Client honest - Merchant dishonest

Merchant issues tx2 immediately and gets the funds. This case is not protected, but is not different from the merchant accepting the funds honestly, but not delivering anything.


So to summarize, the main difference between yours and mine is that my approach does not require an exchange of private key or a communication protocol, and customer can recover his funds even in case the merchant UI failed during payment (for whatever reason), as long as the merchant is honest. There is also no time constraint of any sort.
The use of a special address scheme rather scripts would be to make it visually obvious and unambiguous to users.

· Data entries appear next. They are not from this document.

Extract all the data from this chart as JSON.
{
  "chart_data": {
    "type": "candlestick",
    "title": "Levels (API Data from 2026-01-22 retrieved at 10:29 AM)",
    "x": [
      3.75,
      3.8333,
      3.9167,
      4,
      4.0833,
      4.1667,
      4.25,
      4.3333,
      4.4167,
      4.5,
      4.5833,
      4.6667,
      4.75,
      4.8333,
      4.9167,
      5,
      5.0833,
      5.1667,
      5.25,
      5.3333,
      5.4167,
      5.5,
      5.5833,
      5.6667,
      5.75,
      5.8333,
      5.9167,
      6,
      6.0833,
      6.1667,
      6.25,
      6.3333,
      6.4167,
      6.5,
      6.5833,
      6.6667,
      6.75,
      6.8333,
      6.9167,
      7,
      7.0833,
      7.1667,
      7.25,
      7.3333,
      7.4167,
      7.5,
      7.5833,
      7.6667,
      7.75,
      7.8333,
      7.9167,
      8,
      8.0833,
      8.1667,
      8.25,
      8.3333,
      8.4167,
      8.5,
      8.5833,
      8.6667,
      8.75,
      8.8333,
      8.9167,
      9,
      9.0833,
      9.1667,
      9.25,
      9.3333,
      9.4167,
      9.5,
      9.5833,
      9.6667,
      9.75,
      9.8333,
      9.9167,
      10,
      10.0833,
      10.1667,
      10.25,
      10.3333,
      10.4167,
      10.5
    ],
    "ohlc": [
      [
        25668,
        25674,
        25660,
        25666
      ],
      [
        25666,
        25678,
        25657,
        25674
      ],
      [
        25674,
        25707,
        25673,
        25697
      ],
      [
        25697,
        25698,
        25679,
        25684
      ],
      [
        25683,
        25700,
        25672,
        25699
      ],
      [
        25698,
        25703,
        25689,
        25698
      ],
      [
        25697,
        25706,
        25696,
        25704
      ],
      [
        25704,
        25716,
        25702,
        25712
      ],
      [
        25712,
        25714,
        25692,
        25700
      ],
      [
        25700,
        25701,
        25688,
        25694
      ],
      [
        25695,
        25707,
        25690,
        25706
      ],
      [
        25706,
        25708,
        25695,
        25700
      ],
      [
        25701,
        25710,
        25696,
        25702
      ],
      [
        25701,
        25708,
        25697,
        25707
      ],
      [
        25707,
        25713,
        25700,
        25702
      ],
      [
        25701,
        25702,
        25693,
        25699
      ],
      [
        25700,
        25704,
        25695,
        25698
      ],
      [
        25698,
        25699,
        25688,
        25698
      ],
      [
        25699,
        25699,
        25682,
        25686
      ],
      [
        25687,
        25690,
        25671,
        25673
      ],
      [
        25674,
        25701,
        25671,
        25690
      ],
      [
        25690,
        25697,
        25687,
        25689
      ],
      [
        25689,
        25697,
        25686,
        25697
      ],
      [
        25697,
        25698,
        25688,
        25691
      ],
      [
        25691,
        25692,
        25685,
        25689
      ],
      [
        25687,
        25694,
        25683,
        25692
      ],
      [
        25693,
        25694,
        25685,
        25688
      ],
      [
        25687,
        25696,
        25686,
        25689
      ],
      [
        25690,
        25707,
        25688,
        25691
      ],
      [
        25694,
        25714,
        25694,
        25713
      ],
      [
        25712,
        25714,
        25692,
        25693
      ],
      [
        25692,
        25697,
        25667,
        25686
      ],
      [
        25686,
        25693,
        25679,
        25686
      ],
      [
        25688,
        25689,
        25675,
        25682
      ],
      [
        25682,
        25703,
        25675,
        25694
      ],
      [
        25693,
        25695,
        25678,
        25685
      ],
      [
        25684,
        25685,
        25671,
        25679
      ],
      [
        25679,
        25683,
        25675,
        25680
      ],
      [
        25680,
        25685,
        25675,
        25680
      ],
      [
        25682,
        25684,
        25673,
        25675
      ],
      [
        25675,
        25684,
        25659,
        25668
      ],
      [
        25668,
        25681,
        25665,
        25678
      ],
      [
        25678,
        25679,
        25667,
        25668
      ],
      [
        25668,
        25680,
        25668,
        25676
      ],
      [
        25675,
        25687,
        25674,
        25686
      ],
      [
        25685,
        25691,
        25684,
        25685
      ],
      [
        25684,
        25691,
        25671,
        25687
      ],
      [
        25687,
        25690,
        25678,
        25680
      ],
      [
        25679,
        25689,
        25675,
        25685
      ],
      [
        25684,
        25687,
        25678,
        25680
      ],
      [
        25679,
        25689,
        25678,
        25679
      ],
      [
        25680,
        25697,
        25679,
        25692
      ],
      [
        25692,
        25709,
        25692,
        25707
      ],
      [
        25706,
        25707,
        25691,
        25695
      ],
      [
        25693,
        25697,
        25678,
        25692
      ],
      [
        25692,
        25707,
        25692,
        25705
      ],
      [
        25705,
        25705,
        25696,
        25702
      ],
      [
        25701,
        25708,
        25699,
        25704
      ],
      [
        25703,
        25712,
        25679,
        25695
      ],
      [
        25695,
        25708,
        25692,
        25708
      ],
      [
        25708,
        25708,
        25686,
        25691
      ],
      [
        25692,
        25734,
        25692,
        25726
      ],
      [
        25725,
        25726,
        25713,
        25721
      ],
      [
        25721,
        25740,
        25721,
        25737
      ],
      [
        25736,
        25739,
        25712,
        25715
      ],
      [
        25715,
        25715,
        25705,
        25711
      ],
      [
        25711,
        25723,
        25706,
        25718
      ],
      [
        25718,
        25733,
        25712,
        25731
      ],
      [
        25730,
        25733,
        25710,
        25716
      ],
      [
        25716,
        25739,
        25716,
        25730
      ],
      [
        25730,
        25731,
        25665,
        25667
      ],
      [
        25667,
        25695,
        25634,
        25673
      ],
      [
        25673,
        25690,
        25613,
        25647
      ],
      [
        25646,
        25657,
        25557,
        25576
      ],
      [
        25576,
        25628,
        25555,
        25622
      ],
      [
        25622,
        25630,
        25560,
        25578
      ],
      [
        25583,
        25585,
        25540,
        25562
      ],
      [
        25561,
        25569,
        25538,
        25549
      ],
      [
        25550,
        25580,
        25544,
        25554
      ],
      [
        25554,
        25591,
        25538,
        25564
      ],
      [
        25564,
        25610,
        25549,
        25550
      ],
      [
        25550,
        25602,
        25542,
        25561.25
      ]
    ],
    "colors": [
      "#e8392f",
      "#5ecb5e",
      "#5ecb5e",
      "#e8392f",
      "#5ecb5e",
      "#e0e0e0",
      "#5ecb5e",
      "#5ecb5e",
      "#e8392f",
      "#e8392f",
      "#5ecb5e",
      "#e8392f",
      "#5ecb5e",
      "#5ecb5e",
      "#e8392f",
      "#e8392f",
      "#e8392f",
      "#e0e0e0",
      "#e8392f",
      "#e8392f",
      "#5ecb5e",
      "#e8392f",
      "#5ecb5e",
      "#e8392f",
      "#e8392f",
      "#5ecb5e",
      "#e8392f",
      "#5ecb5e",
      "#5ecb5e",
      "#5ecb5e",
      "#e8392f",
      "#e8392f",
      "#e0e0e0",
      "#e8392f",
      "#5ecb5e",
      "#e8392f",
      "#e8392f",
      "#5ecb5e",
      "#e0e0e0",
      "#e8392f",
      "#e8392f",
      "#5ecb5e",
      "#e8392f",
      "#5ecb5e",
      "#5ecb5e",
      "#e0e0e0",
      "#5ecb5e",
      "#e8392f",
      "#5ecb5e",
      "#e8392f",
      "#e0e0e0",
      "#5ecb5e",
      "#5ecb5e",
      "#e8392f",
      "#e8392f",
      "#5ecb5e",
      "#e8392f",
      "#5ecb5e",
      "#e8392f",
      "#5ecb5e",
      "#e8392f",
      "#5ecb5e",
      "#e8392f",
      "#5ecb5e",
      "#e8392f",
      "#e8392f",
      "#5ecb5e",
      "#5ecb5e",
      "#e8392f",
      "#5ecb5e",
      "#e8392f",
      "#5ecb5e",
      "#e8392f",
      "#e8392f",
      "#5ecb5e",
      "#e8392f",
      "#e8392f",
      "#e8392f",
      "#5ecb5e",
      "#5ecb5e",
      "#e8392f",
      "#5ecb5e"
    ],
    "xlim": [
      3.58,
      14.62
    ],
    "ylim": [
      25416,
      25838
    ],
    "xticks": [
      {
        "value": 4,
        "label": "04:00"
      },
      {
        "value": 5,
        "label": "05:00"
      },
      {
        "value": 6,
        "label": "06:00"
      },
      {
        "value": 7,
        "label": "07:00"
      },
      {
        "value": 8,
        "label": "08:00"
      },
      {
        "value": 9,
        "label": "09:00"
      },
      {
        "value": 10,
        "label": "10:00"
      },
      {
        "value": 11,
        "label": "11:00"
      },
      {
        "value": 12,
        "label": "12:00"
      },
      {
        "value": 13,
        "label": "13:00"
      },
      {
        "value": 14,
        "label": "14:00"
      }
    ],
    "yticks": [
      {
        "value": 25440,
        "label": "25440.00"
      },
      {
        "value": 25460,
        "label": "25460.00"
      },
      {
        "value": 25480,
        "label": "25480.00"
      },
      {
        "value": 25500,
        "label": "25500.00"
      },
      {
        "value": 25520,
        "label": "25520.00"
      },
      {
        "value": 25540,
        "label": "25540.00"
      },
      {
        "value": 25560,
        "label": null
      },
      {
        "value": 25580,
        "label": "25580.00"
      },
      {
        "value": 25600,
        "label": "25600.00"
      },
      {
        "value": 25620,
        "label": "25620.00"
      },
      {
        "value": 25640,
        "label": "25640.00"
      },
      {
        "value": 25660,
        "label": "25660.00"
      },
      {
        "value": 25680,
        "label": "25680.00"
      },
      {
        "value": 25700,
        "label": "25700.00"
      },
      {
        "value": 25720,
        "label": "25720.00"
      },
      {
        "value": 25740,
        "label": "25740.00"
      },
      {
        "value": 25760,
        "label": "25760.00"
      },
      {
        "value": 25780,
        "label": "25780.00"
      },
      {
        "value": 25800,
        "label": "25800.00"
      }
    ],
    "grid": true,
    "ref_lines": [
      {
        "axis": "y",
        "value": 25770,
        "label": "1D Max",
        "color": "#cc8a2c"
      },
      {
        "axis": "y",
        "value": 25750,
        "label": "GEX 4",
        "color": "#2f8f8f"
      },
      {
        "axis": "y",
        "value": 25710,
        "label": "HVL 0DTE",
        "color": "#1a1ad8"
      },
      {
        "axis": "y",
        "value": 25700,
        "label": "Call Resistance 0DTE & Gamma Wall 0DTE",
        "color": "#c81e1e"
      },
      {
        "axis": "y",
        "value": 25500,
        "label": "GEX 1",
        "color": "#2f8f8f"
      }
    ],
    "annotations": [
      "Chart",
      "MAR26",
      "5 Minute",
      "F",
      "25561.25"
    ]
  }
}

The lack of blockchain-based time constraint means that it also opens scenarios where multiple people contribute freely to a common fund with a public contribution address, without involving multi sigs or complex private keys exchanges, for instance:

Charles wants to raise fund for project X (kickstarter-style, charity, etc.), to be redeemed on august 30, shows a R address for contribs to that project
- Alice sends 1 BTC to the R address
- Bernard sends 2 BTC to the R address
- Daniel sends x BTC, etc..
- A few days later, Alice changes here mind, and recovers her funds.
- On august 30, Charles transfers all R funds to his own address, and starts work on Project X

Alice did not need anyone to recover her funds, and Charles did not need to issue anything or manage anything to have Alice recover her funds.
OP_RETURN could optionally be used to pass along metadata about the contributions, so that everything could be blockchain-based.